Apart from being an editor and bookstore owner, Otto Penzler has also written and edited several detective and mystery fiction works. He won the Mystery Writers of America Edgar Allan Poe Award for “Encyclopedia of Mystery and Detection.” During the 1980s, he was Pocket Books’ general editor for their “$Whodunit?$” series. It was a very popular series that provided a reward of $15,000 to anyone that resolved the mysteries in a novel. They were inspired by the Ellery Queen mysteries where the writer would ask the reader to provide a solution to the mystery midway through the story. He is also editor of the Houghton Mifflin published “The Best American Mystery Stories” anthology. He usually works with other crime authors in the compilation of his annual anthologies. Some of the authors that have been included in his annual volumes include Joyce Carol Oates, Sue Grafton, Nelson DeMille, Ed McBain, Michael Connelly, Donald Westlake, James Ellroy, and Lawrence Block. Most of the editions come with a mix of authors from the well-known to the unknown each with an author profile. They usually have about fifty tales and it is usually left to the guest editor to decide which stories will make the final edition.

“Bloodsuckers” by Otto Penzler is a deliciously wicked anthology with high-quality stories that are a testament to the prestige and discerning taste of the genre from the editor. Taking stories that have been anthologized several times, he makes a delightful collection and adds in previously undiscovered treasures to make for a thrilling work. The thing that makes about half the stories work so well is the inclusion of a femme fatale of some kind. Nothing beats the deadly and heady glamor of a predatory villain looking to quench its unholy appetites using its intimidating wiles.
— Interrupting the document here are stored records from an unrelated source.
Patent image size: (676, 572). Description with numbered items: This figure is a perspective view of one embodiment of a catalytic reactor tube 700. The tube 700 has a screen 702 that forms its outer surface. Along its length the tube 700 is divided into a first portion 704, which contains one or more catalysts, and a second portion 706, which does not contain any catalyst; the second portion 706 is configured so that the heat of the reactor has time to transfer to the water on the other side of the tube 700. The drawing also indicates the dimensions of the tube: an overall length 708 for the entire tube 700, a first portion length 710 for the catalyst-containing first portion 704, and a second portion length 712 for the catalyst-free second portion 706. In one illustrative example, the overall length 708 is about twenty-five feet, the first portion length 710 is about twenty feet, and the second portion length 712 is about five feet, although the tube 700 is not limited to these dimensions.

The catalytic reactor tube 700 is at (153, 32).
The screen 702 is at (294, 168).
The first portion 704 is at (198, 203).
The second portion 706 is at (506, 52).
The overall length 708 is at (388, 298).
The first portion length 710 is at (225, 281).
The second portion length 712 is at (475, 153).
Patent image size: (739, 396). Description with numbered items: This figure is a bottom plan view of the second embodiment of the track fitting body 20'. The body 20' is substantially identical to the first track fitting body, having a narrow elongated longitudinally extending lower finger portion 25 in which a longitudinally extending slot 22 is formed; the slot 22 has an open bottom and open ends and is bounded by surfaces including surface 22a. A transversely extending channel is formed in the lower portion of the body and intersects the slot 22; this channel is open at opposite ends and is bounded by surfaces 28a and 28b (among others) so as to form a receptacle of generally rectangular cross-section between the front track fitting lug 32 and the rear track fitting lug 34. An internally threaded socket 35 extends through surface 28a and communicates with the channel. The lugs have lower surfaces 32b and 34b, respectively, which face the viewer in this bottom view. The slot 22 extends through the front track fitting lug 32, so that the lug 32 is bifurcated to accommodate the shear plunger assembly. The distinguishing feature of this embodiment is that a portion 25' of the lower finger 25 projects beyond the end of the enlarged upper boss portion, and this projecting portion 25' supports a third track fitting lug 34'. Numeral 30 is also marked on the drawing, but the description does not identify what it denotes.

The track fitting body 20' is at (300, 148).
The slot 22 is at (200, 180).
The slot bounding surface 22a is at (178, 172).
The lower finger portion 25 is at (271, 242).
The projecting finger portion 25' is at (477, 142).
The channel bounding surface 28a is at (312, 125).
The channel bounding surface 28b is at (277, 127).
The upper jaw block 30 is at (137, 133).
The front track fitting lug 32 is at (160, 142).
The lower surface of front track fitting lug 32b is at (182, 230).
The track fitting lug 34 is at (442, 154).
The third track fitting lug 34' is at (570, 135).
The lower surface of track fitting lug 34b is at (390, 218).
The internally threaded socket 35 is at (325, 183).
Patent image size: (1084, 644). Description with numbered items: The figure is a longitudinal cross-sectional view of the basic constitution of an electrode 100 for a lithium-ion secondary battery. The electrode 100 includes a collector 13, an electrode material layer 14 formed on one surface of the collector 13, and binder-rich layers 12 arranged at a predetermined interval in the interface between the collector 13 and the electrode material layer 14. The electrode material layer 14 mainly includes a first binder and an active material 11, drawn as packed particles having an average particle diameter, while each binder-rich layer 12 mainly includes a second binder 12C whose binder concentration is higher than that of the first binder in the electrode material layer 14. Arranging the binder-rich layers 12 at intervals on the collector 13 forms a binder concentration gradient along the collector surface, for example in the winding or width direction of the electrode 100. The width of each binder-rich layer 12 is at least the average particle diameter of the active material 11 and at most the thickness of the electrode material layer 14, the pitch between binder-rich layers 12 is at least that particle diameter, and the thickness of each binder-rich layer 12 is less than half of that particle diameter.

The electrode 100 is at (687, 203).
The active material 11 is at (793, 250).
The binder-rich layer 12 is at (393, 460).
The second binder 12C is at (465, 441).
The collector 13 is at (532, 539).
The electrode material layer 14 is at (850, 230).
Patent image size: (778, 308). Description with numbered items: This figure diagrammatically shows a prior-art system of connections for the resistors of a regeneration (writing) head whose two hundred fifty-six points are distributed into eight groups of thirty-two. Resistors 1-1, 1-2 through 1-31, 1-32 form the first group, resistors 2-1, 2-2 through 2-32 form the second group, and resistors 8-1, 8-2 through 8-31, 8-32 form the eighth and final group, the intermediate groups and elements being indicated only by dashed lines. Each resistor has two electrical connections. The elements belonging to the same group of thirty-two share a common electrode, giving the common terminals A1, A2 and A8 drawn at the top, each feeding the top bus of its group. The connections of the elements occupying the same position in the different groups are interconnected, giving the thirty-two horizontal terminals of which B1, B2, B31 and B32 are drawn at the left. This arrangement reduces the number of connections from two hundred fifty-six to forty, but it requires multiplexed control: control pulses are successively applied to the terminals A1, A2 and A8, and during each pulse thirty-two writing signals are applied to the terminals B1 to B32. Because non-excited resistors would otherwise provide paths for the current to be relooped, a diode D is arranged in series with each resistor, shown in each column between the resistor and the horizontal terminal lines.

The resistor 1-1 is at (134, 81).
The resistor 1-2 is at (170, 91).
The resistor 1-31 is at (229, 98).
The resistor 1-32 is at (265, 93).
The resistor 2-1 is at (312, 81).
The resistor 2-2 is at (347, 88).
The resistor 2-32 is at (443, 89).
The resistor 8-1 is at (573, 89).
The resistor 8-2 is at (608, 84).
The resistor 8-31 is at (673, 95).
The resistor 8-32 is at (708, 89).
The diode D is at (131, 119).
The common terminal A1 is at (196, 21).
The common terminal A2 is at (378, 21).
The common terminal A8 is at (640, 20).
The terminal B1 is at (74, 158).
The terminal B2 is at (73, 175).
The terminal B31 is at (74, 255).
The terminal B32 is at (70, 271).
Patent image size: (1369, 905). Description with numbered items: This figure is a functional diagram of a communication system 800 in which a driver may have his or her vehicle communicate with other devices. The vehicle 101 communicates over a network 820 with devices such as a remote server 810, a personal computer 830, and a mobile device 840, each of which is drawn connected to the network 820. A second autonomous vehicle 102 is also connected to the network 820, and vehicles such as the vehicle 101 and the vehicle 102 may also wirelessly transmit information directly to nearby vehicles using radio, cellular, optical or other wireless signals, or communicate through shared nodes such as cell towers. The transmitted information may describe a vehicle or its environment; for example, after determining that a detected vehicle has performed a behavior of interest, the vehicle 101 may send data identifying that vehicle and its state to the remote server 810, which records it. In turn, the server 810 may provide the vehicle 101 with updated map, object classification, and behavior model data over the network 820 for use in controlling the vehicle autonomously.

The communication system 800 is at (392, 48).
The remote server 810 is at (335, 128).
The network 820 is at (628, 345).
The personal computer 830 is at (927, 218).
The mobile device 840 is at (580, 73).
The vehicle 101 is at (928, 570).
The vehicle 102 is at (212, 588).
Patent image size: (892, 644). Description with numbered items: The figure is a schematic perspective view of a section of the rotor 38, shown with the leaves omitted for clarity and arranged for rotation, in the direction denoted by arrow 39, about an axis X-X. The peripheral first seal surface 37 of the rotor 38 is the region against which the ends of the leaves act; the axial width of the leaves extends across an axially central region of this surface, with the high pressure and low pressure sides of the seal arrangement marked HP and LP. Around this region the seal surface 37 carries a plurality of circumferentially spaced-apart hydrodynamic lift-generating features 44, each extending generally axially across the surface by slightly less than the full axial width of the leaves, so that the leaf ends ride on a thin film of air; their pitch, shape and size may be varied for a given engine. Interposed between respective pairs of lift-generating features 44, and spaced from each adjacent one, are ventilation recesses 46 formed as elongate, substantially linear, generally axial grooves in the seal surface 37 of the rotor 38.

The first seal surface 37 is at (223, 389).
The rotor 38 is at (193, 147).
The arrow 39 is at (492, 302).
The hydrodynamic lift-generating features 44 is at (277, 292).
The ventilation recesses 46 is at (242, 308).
The “Death of Ilalotha” is a noxious, opulent, and fervid dream in which a black widow queen struggles for the love and attention of a boy toy she believes belongs to her. She goes against the fatal seductions of a rival that is a recently dead sorceress. The “Story Was as Wet as Wet Can Be” is a gory, dark, and contemporary take on “The Walrus and the Carpenter,” narrative poem by Lewis Carroll. The story “The Silver Collar” is an intense and thrilling vampire story though it very much a conventional work with its melancholic and haunting narrator voice. It proceeds to its inevitable conclusion which is a very unconventional approach. Carrion Comfort is the story of two psychopathic and aging southern beauties that thrive on manipulating other people who now turn on each other and engage in a do or die battle to the death.

Otto Penzler’s “Fangs” is a great follow up to the first novel of “The Vampire Archives” series. The book comes with twenty of the best short fiction in vampires ever written. It is still a great quality anthology and most of the stories provide a great thrill. A few stretch the theme of vampires but none are ridiculous with some providing refreshing variations of the theme. Aylmer Vance and the Vampire is a story of the curse that is passed on from one generation to the next and in the story, it has a young husband battling with the evil in his blood. “The Stone Chamber” is a thrilling story that resurrects the crimes of an extinct dynasty and the new lord of the family that had taken over has to deal with a new threat. “Human Remains” is a vampire tale that was part of the seminal “Books of Blood” by Barker. It tells the story of a handsome hustler that was stalked by a doppelganger that wanted to assume his identity warts, life, and all. In “Princess of Darkness,” the story is that of a British gentleman who stoically rebuffs the advances of an aristocratic seductress. Tired of her schemes, he decides to go head to head with her by working with an occult practitioner from Eastern Europe.